Money managers put an end to weeks of sell-offs in the most traded petroleum contracts last week, signaling that the oil price correction seen in August may have run its course.
Last month, oil prices registered their first monthly loss since March, and the biggest such loss since October 2020, with both WTI and Brent benchmarks dipping more than 7 percent in August.
Concerns about the pace of global oil demand amid surging COVID cases depressed the oil market. Hints that the Fed would start tapering the asset-buying program have also weighed on sentiment in recent weeks.
But in the last seven days in August, hedge funds and other portfolio managers bought the six most important petroleum futures and options contracts at the second-highest buying rate so far this year.
Hedge funds bought the equivalent of 60 million barrels of the contracts in the week ending August 31, according to data from exchanges compiled by Reuters market analyst John Kemp.
This compares with money managers selling a total of 268 million barrels in the oil complex in the ten weeks before that.
Middle distillates, including U.S. gasoline and diesel futures and options contracts, also saw high buying interest after Hurricane Ida disrupted most of the crude oil production in the U.S. Gulf of Mexico and forced temporary shutdown at nine refineries in Louisiana.
The Commitment of Traders (COT) report in the week to August 31 saw strong buying of fuel products and natural gas in response to Hurricane Ida disruptions, Ole Hansen, Head of Commodity Strategy at Saxo Bank, commented. While WTI Crude saw no change in the overall long position, the Brent long rose by 11 percent to 274,000 lots, Hansen added.
The increase in the Brent Crude net long position—the difference between bullish and bearish bets—“shouldn’t be too much of surprise, given the recovery that we have seen in oil prices in recent weeks,” ING strategists Warren Patterson and Wenyu Yao said earlier this week.
“The increase was driven by a combination of both fresh longs and short covering,” they added.
While hurricane-related outages spurred some of the buying in petroleum at the end of August, the end of the sell-offs in the oil complex from the previous ten weeks signals that the market could be primed for a new wave of increased long positions.
Oil prices are not expected to surge by the end of the year due to the still lingering concerns about demand with the Delta COVID variant, but prices are not expected to crash soon, either.

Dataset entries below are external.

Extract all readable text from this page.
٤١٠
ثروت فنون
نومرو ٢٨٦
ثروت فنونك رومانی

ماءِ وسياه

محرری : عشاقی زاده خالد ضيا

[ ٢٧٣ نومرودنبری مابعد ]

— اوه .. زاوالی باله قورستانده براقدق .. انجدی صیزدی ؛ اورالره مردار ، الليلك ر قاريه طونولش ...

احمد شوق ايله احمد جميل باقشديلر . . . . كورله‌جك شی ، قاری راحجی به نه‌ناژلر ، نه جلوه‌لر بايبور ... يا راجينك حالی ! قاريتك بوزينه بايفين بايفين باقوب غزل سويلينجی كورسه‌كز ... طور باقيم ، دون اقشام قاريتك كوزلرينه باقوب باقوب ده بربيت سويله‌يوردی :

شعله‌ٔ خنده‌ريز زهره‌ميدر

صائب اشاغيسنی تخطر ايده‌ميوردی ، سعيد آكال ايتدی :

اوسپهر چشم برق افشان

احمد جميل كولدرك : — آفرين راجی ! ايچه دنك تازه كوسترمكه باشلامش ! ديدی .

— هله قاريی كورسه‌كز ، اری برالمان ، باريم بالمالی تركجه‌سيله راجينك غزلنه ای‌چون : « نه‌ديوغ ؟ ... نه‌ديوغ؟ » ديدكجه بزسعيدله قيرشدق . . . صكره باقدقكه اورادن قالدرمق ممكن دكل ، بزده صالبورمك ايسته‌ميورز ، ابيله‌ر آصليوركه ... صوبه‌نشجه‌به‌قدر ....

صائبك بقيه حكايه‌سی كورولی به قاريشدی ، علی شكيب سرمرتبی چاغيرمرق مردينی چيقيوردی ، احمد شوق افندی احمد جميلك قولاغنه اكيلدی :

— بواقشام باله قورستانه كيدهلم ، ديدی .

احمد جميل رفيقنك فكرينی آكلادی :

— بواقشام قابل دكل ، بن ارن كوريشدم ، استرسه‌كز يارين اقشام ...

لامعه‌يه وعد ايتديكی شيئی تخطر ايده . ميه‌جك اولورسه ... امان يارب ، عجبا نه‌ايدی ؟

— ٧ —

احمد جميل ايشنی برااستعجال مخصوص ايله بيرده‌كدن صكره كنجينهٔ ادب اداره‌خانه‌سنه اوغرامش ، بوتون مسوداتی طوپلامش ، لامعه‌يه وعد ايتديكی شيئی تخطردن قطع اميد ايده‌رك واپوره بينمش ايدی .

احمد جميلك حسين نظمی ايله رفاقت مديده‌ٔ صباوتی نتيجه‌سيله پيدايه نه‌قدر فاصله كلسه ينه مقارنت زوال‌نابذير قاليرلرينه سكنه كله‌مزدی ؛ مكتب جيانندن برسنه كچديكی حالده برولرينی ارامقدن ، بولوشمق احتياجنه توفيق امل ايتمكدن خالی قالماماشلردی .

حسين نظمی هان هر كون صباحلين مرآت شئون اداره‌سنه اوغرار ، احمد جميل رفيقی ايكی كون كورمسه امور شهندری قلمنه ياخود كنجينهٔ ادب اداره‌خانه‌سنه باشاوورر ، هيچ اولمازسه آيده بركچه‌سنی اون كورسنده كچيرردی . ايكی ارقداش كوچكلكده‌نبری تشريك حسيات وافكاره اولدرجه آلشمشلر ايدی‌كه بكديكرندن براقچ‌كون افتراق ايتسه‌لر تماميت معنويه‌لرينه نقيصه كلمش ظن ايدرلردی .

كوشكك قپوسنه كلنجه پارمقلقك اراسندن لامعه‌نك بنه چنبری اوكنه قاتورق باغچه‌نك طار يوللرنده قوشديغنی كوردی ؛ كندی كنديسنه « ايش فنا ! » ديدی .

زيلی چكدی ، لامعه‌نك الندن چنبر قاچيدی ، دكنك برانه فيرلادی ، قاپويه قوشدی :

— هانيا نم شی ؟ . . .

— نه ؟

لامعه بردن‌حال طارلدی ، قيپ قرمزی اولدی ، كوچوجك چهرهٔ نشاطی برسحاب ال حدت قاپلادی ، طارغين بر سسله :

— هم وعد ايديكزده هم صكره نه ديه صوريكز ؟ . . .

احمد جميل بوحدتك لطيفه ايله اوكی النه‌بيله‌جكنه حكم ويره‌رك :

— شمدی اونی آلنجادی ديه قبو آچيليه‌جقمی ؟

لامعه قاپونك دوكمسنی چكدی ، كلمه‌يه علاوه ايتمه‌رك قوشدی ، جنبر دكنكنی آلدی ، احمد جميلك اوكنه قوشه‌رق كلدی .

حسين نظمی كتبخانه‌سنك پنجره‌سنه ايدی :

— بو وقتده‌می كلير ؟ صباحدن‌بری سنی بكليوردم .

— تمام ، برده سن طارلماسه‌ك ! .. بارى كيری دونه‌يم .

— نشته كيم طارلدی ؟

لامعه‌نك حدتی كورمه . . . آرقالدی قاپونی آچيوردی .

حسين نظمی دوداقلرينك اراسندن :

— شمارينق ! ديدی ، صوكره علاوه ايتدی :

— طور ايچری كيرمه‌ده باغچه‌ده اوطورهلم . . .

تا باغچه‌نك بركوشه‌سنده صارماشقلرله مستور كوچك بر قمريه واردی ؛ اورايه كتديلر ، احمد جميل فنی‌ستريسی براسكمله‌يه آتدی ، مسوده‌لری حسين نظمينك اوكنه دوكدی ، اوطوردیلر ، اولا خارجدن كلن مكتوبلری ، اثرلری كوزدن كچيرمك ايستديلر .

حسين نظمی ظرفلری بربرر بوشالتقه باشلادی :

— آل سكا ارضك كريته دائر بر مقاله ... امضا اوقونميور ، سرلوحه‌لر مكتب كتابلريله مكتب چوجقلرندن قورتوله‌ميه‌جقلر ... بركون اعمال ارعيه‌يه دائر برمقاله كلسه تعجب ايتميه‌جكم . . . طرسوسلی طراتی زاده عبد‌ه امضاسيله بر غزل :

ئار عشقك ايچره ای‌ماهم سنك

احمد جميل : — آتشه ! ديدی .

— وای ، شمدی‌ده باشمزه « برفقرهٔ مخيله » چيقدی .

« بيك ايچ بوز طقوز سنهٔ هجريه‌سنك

COVID concerns could delay the oil demand recovery, which will not leave much upside for oil prices for the rest of 2021, analysts told the monthly Reuters poll at end-August, revising down their forecast for this year for the first time since November. Still, Brent prices are set to average $68.02 per barrel throughout this year, and WTI is expected to average $65.63, down from a forecast of $66.13 in the July poll.
Despite the more uncertain outlook on oil with the Delta variant, some bullish signs have emerged over the past week.
Europe’s road fuel demand rebounded during the summer holidays, with gasoline demand back to and even higher than pre-COVID levels of the 2019 holidays.
In addition, rush-hour traffic in England’s largest cities returned to pre-COVID levels at the start of this week as schools returned from holidays and commuters returned to offices. Rush-hour traffic congestion in London, Birmingham, Wolverhampton, Nottingham, Leicester, and Liverpool was back at the levels seen in 2019, according to figures cited by The Times.
China, the world’s top crude importer, saw its oil imports rebound in August from a low in July. Analysts said earlier this month that Chinese refiners were already ramping up buying as the latest round of Covid-19-related movement restrictions ended and were willing to pay higher prices to secure supply for the end of the year.
Oil prices may not have much room to rise in the near term, but last month’s correction may be over.